The Ball Aerospace STPSat-2 carries three experimental payloads that were chosen by the DoD Space Experiment Review Board. The series of STP-SIV spacecraft buses are launch vehicle agnostic and provide a standard payload interface that supports up to four independent payloads to accommodate a variety of experiments at different low-earth orbits.
The first STP-SIV spacecraft launched on November 19, 2010 from Alaska’s Kodiak Launch Complex to begin serving the Air Force with critical mission capabilities.
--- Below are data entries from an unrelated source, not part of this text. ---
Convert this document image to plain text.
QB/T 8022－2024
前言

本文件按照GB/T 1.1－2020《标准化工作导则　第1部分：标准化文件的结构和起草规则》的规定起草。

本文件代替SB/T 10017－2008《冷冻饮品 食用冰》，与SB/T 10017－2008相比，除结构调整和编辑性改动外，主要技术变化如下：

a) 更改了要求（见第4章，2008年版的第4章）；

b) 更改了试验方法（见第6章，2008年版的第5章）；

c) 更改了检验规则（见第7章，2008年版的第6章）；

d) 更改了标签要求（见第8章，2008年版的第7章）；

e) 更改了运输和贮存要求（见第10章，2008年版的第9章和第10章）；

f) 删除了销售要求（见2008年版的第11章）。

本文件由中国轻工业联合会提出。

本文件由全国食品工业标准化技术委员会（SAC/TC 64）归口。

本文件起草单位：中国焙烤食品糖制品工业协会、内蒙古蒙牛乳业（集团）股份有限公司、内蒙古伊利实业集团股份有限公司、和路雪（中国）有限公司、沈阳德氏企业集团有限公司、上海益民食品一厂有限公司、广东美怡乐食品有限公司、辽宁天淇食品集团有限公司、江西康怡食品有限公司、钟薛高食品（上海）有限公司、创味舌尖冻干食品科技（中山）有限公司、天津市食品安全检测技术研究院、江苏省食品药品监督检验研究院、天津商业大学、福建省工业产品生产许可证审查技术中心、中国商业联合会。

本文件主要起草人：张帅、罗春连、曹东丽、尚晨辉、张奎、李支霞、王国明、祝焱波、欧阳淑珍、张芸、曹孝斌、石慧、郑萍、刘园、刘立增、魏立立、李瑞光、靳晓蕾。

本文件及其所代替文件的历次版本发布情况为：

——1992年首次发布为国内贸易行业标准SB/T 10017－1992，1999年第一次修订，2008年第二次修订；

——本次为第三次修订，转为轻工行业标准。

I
The satellite’s identical follow-on, STPSat-3, is well into production at Ball Aerospace with the integration of payloads expected during the first quarter of 2011.
Mission Quick Facts:
- The STPSat-2 spacecraft weighs about 180 kg with the capability of supporting a combined payload weight of 70 kg
- Each STP-SIV spacecraft can support up to four independent payloads
- Each STP-SIV spacecraft bus is designed for all LEOS (Low Earth Orbits) and is capable of flying from 400-850 km without design changes
- Three experimental payloads were electrically integrated onto STPSat-2 in four days
STPSat-2 Program Manager Profile
Dave Kaufman, program manager for STPSat-2 and its identical follow-on, STPSat-3, joined Ball Aerospace in October 2000. He has both a Ph.D. and M.S. in mechanical engineering from the California Institute of Technology. He also has a B.S. in mechanical engineering from Stanford, and a bachelor’s in mathematics from Willamette University, Salem, OR.